Saturday, December 6, 2008

A Prayer For My Plants

When I was younger and used to keep paper journals instead of this online one, I used to write prayers directly into my journal. In red ink. (I think so God would know they were extra-important.)

I think part of the reason having live plants in my apartment makes me feel all Christmas-anticipatory is because there is now a living, breathing, palpable reminder of the Christmas countdown: Can I keep these plants alive for the next twenty days???

I've never successfully kept a plant alive in my life. I still remember being the only kid in my class whose beans wouldn't sprout, and four years ago when I moved into my first "real" apartment one of the first things I did was get a geranium in a pot, which lasted for about a week even though I watered it and did all of the things the little plastic tag on the plant told me to do. (So I threw the geranium in the trash and went to the animal shelter and got a cat instead. The cat thrived.)

Of course, six beans and one geranium do not a track record make, not necessarily. But right now I'm mostly worried that the two cypress bushes and the poinsettia will freeze to death because they're on my windowsills and even though they're getting sunlight they're also getting cold air; and the Christmas-tree-in-a-pot will die from lack of sunlight because it's too big to fit on my windowsill so I've put it on the floor, but it's not in a very sunny spot, so maybe it won't be able to photosynthesize...

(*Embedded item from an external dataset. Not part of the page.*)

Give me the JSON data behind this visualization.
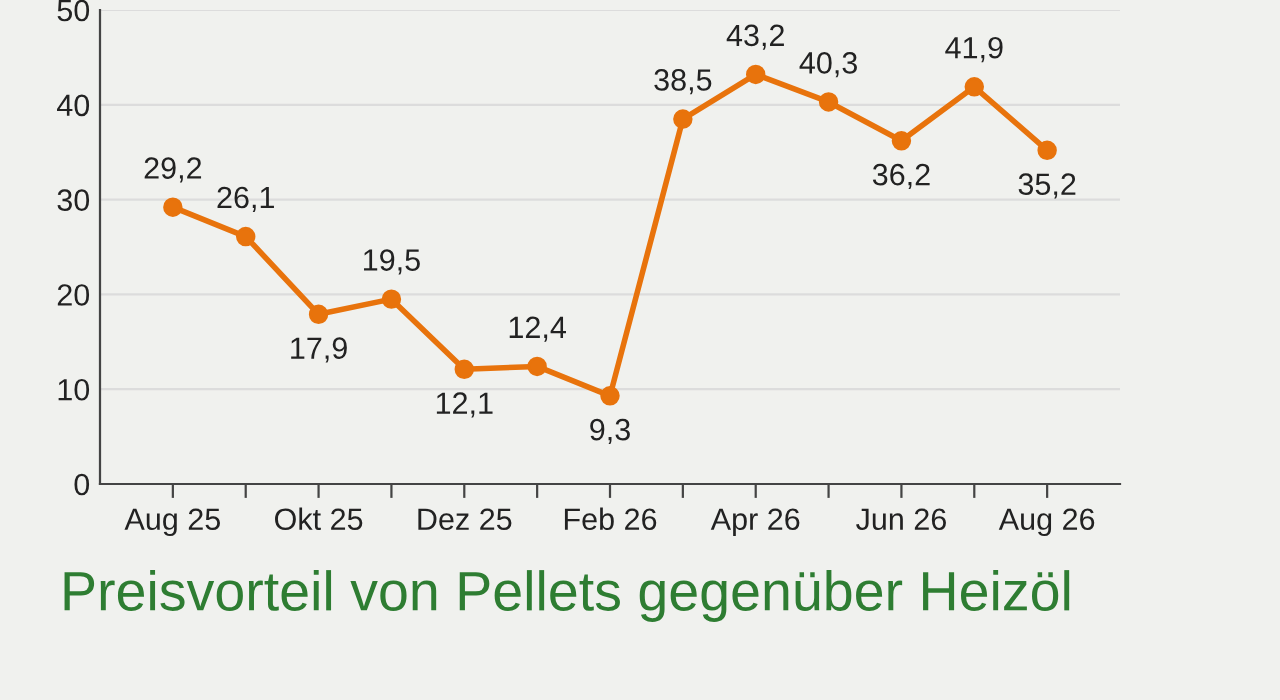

So, in short, a prayer for my plants:

Dear God, please help me to keep these plants alive. I'm going to follow the instructions on the little plastic tags, but I know my poinsettia is not in a warm enough place because poinsettias come from Mexico and are not meant to sit on a windowsill in Washington, D.C., and I'm afraid my Christmas tree is not getting enough light, even though maybe in a real forest it would only get that much light because it's pretty small and the other trees would cast shadows over it, and in all fairness I could move it to a sunnier spot, but the sunniest spot in my apartment is where the table is, and if I put the tree there I would have to move the table, but if I moved the table to where the tree is then the table would block the door to my bathroom. Also my Christmas tree is bedecked in Christmas lights so it needs to be near a wall outlet.

But even though I don't live in Mexico and my windowsills are too cold and my Christmas tree is only in partial light, please, please help me to keep these plants alive. Thank you. Amen.